Tacoma is the only city in the state to be labeled a non-attainment area for fine particulates, a distinction that is not only unhealthy but also bad for business.
If the state can’t create a plan for improving air quality acceptable to the EPA by December 2012, the Clean Air Act requires the EPA to impose its own plan.
Not taking corrective measures would endanger federal funding and grants.
The approach local regulators have taken has not moved the area significantly toward the federal goal.
Over the past four winters the Clean Air Agency, working in conjunction with the City of Tacoma, Pierce County and utility companies, have spent $3.4 million subsidizing people who agree to get rid of their old wood stoves and replace them with cleaner heat sources.
Those programs have been responsible for the replacement of 1,217 stoves – enough to remove an estimated 57 tons of fine particle pollution from the air, according to Amy Warren, a Clean Air Agency spokeswoman.
“That may sound like a lot,” Warren said, “but there are still 24,000 uncertified wood stoves in the nonattainment area. There’s about an equal number of certified wood stoves and inserts and more than 30,000 fireplaces.”
The Clean Air Agency has $1 million in grant funding from the Ecology Department wood smoke reduction in the Tacoma-Pierce County area for the 2012-13 biennium, but it has not yet designed a program to spend it.

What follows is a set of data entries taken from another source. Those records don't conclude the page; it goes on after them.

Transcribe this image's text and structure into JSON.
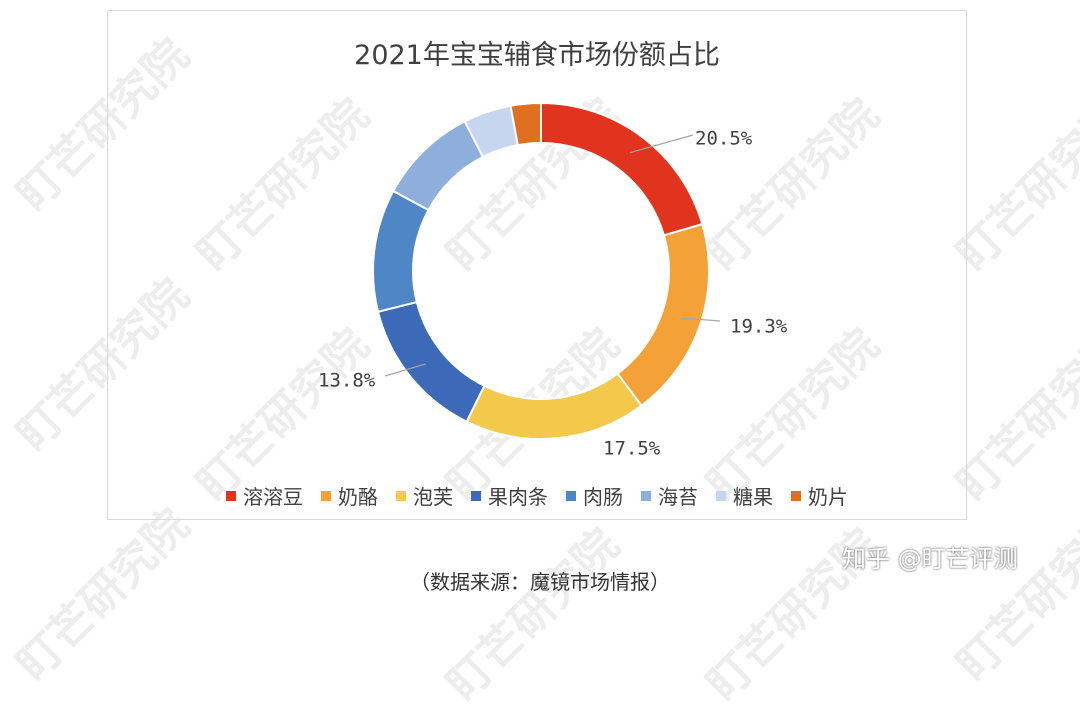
{
  "chart_data": {
    "type": "pie",
    "title": "2021年宝宝辅食市场份额占比",
    "categories": [
      "溶溶豆",
      "奶酪",
      "泡芙",
      "果肉条",
      "肉肠",
      "海苔",
      "糖果",
      "奶片"
    ],
    "values": [
      20.5,
      19.3,
      17.5,
      13.8,
      11.8,
      9.6,
      4.6,
      2.9
    ],
    "data_labels": [
      "20.5%",
      "19.3%",
      "17.5%",
      "13.8%",
      "",
      "",
      "",
      ""
    ],
    "colors": [
      "#e1341e",
      "#f4a238",
      "#f2c94a",
      "#3c6ab8",
      "#4f86c6",
      "#8eaedb",
      "#c6d6ee",
      "#e07020"
    ],
    "legend_position": "bottom",
    "donut": true
  },
  "source_note": "（数据来源：魔镜市场情报）",
  "brand": "知乎 @盯芒评测",
  "watermark_text": "盯芒研究院"
}
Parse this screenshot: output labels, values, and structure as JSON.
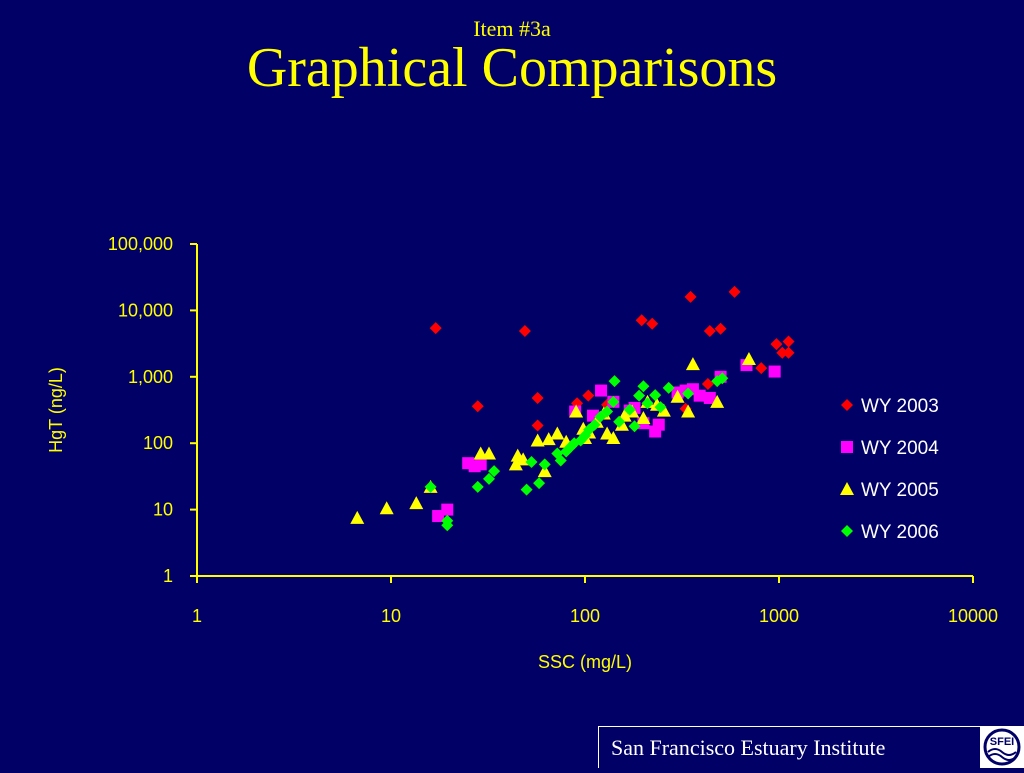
{
  "slide": {
    "item_label": "Item #3a",
    "title": "Graphical Comparisons",
    "footer": "San Francisco Estuary Institute",
    "logo_text": "SFEI"
  },
  "colors": {
    "background": "#000066",
    "text": "#ffff00",
    "axis": "#ffff00"
  },
  "chart_data": {
    "type": "scatter",
    "xlabel": "SSC (mg/L)",
    "ylabel": "HgT (ng/L)",
    "xscale": "log",
    "yscale": "log",
    "xlim": [
      1,
      10000
    ],
    "ylim": [
      1,
      100000
    ],
    "xticks": [
      1,
      10,
      100,
      1000,
      10000
    ],
    "xtick_labels": [
      "1",
      "10",
      "100",
      "1000",
      "10000"
    ],
    "yticks": [
      1,
      10,
      100,
      1000,
      10000,
      100000
    ],
    "ytick_labels": [
      "1",
      "10",
      "100",
      "1,000",
      "10,000",
      "100,000"
    ],
    "grid": false,
    "legend_position": "right",
    "series": [
      {
        "name": "WY 2003",
        "marker": "diamond",
        "color": "#ff0000",
        "points": [
          [
            17,
            5400
          ],
          [
            49,
            4900
          ],
          [
            28,
            360
          ],
          [
            57,
            480
          ],
          [
            57,
            185
          ],
          [
            91,
            400
          ],
          [
            104,
            520
          ],
          [
            196,
            7100
          ],
          [
            222,
            6300
          ],
          [
            350,
            16000
          ],
          [
            440,
            4900
          ],
          [
            500,
            5300
          ],
          [
            590,
            19000
          ],
          [
            970,
            3100
          ],
          [
            1040,
            2300
          ],
          [
            1120,
            3400
          ],
          [
            1120,
            2300
          ],
          [
            810,
            1350
          ],
          [
            430,
            780
          ],
          [
            330,
            330
          ],
          [
            130,
            380
          ]
        ]
      },
      {
        "name": "WY 2004",
        "marker": "square",
        "color": "#ff00ff",
        "points": [
          [
            17.5,
            8
          ],
          [
            19.5,
            10
          ],
          [
            25,
            50
          ],
          [
            27,
            45
          ],
          [
            29,
            48
          ],
          [
            89,
            300
          ],
          [
            121,
            620
          ],
          [
            140,
            420
          ],
          [
            180,
            340
          ],
          [
            200,
            200
          ],
          [
            230,
            150
          ],
          [
            240,
            190
          ],
          [
            300,
            580
          ],
          [
            330,
            620
          ],
          [
            360,
            650
          ],
          [
            390,
            520
          ],
          [
            440,
            480
          ],
          [
            500,
            1000
          ],
          [
            950,
            1200
          ],
          [
            680,
            1500
          ],
          [
            170,
            310
          ],
          [
            110,
            260
          ]
        ]
      },
      {
        "name": "WY 2005",
        "marker": "triangle",
        "color": "#ffff00",
        "points": [
          [
            6.7,
            7.5
          ],
          [
            9.5,
            10.5
          ],
          [
            13.5,
            12.5
          ],
          [
            16,
            22
          ],
          [
            29,
            70
          ],
          [
            32,
            70
          ],
          [
            44,
            48
          ],
          [
            45,
            65
          ],
          [
            48,
            57
          ],
          [
            57,
            110
          ],
          [
            62,
            38
          ],
          [
            65,
            115
          ],
          [
            72,
            140
          ],
          [
            80,
            105
          ],
          [
            90,
            300
          ],
          [
            98,
            165
          ],
          [
            105,
            145
          ],
          [
            115,
            210
          ],
          [
            125,
            280
          ],
          [
            130,
            140
          ],
          [
            140,
            120
          ],
          [
            155,
            190
          ],
          [
            175,
            300
          ],
          [
            210,
            420
          ],
          [
            235,
            380
          ],
          [
            255,
            310
          ],
          [
            300,
            500
          ],
          [
            340,
            300
          ],
          [
            360,
            1550
          ],
          [
            480,
            420
          ],
          [
            700,
            1850
          ],
          [
            200,
            240
          ],
          [
            160,
            260
          ],
          [
            100,
            120
          ]
        ]
      },
      {
        "name": "WY 2006",
        "marker": "diamond",
        "color": "#00ff00",
        "points": [
          [
            16,
            22
          ],
          [
            19.5,
            5.8
          ],
          [
            19.5,
            6.8
          ],
          [
            28,
            22
          ],
          [
            32,
            29
          ],
          [
            34,
            38
          ],
          [
            50,
            20
          ],
          [
            53,
            52
          ],
          [
            58,
            25
          ],
          [
            72,
            70
          ],
          [
            75,
            55
          ],
          [
            80,
            75
          ],
          [
            85,
            90
          ],
          [
            95,
            110
          ],
          [
            100,
            130
          ],
          [
            105,
            160
          ],
          [
            112,
            190
          ],
          [
            120,
            250
          ],
          [
            130,
            300
          ],
          [
            140,
            420
          ],
          [
            142,
            860
          ],
          [
            150,
            210
          ],
          [
            170,
            320
          ],
          [
            180,
            180
          ],
          [
            190,
            520
          ],
          [
            200,
            720
          ],
          [
            210,
            400
          ],
          [
            230,
            530
          ],
          [
            245,
            350
          ],
          [
            270,
            680
          ],
          [
            340,
            560
          ],
          [
            480,
            860
          ],
          [
            510,
            950
          ],
          [
            88,
            100
          ],
          [
            62,
            48
          ]
        ]
      }
    ]
  }
}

“We want it to be responsive to the recommendations of the community-based Clean Air Task Force and to support the requirements of the future state implementation plan,” Warren said.
The task force also emphasized the need for enhancing outreach and education efforts.
“There are a lot of people in this area that don’t have a lot of this information,” said Steve Webber, a community member (and wood stove user) who served on the task force. “I think awareness itself is a huge key.”
Kenworthy said the Clean Air Agency board will hold its January meeting in Tacoma to further discuss options.